Stability problems can be local or global and have many causes, all of which are exacerbated by higher open loop gain however it is produced, for example by adding more stages, or stages with inherently more voltage gain or by adding current buffers. In particular, it is generally thought impossible to construct a linear amplifier from two cascaded operational amplifiers inside the same linear DC feedback loop in which each operational amplifier operates at its open loop gain at DC. The resulting open loop gain of such a circuit is the product of the separate open loop gains at DC, and must roll off at higher frequencies at a rate of at least 40 dB per decade. Theoretical texts and practical experience typically suggest that such a combination cannot be stabilised and could not produce a useful linear amplifier with a useful power bandwidth.
It is well-known and demonstable experimentally that differentiated feedback is radially more effective than DC or restive feedback in correcting errors generated within the Op. Amp itself, otherwise known as distortion. In practice, differentiated feedback is commonly used in conjunction with DC feedback for frequency compensation, and also for reducing distortion.

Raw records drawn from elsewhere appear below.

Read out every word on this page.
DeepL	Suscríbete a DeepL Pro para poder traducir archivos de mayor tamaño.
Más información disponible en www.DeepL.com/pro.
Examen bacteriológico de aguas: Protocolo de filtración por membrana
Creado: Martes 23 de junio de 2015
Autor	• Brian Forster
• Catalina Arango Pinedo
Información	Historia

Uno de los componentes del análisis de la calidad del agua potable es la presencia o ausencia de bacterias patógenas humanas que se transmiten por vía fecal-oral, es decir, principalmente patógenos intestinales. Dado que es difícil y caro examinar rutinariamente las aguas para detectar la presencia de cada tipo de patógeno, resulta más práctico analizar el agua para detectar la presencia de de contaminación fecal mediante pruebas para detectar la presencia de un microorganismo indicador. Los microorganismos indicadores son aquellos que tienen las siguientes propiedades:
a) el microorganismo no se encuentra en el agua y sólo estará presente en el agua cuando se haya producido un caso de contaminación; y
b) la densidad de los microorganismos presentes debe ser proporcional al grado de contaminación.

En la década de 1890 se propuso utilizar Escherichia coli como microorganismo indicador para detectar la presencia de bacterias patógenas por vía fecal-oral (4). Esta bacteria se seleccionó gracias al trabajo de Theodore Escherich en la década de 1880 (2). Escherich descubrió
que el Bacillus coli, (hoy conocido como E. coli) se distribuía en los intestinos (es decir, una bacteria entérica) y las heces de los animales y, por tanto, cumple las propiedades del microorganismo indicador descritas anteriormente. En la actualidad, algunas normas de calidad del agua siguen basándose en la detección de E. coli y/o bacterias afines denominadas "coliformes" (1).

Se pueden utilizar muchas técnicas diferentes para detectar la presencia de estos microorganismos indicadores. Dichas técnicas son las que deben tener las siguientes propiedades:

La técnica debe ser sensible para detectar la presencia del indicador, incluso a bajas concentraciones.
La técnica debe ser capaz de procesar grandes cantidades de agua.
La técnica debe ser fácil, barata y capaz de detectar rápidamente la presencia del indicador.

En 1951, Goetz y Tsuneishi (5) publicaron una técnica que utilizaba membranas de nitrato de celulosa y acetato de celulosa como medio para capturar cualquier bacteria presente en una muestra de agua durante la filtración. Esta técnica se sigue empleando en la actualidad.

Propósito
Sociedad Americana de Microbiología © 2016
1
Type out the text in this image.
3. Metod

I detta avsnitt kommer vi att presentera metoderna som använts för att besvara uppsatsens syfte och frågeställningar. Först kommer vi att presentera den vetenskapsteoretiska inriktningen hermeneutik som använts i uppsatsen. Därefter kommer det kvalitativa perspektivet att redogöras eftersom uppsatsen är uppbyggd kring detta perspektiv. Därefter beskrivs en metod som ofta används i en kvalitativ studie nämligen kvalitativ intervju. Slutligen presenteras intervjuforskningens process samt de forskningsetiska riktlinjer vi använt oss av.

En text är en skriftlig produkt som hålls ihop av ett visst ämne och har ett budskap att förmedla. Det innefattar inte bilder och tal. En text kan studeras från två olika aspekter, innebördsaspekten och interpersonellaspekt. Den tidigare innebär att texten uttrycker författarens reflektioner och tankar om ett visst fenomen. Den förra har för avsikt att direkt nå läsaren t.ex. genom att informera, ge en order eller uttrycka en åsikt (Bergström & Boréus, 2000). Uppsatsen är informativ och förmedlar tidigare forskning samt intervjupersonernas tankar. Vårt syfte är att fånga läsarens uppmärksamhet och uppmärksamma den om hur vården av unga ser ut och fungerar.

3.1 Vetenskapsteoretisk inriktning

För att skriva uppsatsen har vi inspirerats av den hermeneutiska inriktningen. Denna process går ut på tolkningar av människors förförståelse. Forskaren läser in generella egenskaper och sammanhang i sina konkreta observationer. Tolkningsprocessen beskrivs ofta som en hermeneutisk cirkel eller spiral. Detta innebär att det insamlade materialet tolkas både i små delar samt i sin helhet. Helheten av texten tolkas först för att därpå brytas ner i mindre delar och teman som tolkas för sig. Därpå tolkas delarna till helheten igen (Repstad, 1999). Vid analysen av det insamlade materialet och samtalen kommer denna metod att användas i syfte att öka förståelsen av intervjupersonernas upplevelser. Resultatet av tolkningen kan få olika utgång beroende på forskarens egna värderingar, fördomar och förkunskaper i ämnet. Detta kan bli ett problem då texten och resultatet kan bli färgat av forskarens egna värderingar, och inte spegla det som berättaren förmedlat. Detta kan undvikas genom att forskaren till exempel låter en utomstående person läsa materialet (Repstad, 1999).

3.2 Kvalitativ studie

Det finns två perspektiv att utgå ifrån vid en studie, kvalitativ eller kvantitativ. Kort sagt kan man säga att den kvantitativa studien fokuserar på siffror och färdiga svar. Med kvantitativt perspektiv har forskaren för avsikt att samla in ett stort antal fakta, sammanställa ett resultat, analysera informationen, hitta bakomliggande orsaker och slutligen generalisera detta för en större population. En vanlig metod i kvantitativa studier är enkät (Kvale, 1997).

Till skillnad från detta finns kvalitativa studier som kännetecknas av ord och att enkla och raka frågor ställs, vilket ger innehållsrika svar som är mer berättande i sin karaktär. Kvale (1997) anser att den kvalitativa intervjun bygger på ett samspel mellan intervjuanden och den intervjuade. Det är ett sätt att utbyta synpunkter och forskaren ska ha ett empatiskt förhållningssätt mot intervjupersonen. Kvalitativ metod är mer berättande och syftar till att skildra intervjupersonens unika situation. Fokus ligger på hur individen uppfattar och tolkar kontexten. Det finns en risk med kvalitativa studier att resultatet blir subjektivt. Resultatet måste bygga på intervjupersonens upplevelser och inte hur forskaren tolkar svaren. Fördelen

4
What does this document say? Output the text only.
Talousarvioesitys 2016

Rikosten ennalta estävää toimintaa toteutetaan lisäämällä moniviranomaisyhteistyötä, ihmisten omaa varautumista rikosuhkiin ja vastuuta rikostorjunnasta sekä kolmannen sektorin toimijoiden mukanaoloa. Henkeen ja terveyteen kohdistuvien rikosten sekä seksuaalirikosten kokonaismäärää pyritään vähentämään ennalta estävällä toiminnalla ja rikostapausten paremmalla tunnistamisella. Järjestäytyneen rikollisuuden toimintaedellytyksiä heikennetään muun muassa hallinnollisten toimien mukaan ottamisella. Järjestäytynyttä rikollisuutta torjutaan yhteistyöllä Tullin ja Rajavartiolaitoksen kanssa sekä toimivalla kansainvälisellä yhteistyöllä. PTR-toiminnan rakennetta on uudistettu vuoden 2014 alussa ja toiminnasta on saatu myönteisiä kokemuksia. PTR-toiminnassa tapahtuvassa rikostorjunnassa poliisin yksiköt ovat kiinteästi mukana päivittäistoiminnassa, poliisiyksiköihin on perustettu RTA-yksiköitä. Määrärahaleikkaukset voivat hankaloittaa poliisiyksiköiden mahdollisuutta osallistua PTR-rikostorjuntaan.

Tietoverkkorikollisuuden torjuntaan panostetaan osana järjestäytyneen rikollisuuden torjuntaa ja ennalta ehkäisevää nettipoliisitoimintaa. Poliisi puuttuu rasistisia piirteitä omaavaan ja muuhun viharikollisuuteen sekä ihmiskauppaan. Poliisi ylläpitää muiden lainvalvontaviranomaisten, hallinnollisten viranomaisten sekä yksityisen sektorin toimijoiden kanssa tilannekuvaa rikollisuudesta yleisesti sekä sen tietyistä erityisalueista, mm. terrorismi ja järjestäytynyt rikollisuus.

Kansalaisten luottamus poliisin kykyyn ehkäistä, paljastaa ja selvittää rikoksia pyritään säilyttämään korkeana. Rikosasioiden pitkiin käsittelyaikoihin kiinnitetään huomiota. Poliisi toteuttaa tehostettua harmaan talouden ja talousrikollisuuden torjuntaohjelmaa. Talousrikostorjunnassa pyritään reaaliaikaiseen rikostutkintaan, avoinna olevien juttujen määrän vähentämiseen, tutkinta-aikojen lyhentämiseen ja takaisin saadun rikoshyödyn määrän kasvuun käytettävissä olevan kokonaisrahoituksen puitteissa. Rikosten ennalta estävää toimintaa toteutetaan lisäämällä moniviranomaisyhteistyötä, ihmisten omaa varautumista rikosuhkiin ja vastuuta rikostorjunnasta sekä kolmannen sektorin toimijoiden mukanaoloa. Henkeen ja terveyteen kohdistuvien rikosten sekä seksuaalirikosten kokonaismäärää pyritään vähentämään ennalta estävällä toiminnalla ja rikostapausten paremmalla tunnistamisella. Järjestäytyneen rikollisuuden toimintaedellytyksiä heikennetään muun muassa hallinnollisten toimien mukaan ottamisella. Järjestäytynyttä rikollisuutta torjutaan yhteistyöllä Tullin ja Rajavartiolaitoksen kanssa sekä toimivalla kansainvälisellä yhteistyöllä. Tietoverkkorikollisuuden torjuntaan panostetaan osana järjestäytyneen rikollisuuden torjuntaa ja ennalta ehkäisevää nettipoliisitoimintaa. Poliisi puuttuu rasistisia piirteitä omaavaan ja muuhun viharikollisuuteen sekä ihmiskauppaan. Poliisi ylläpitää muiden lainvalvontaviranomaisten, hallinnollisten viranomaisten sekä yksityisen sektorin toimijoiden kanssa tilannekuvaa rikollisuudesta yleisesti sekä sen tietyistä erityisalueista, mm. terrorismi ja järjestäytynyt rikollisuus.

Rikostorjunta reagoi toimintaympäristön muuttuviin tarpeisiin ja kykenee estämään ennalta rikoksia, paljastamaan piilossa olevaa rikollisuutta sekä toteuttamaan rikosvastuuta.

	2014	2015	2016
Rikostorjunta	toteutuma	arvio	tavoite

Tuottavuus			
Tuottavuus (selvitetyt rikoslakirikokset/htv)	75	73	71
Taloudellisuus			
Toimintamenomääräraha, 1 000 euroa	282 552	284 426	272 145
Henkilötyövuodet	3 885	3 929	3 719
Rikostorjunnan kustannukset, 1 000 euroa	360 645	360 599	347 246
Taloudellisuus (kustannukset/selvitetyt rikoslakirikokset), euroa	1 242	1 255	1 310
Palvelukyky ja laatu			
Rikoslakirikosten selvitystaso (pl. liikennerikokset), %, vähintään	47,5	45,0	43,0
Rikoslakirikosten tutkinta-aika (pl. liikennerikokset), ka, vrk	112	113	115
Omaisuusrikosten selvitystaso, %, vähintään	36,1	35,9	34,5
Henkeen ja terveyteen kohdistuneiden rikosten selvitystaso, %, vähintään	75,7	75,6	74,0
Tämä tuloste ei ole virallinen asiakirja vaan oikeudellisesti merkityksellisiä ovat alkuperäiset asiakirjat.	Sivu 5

This is most usually done using capacitance, though inductors can sometimes be used.
It is known, although not commonly practised, to use nested differentiating feedback loops for stabilisation of multi-stage amplifiers. European Patent Application 92200283.7 (publication No 0499308A1) describes the use of nested capacitive feedback to stabilise amplifiers with 3 and more cascaded stages. Similar techniques have been previously described by Cherry (Australian Patent 521165) to result in an audio amplifier of low distortion and very high open loop gain. However such designs have been restricted in their practical applications, being rather complex to design and construct, and difficult to troubleshoot. No such techniques have previously been demonstrated to product a stable amplifier when the amplifier stages themselves have gain and impedance characteristics typical of complete stand along operational amplifiers. Such techniques have been restricted at best to stabilising amplifier stages, each being of relatively low gain and limited transconductance within an operational amplifier. Technical Handbooks supplied by Op. Amp manufactures (National Semiconductor Linear Applications Databook application notes AN272, AN 446, page 1063 for example) invariably describe cascaded op amp circuits with a substantial DC feedback component applied to the second Op. Amp, resulting in some improvement in distortion over a single Op. Amp, but limited in scope compared with what might be achieved if a composite open Loop Gain at DC approaching the product of the gains of the two Op. Amps could be reliably stabilised.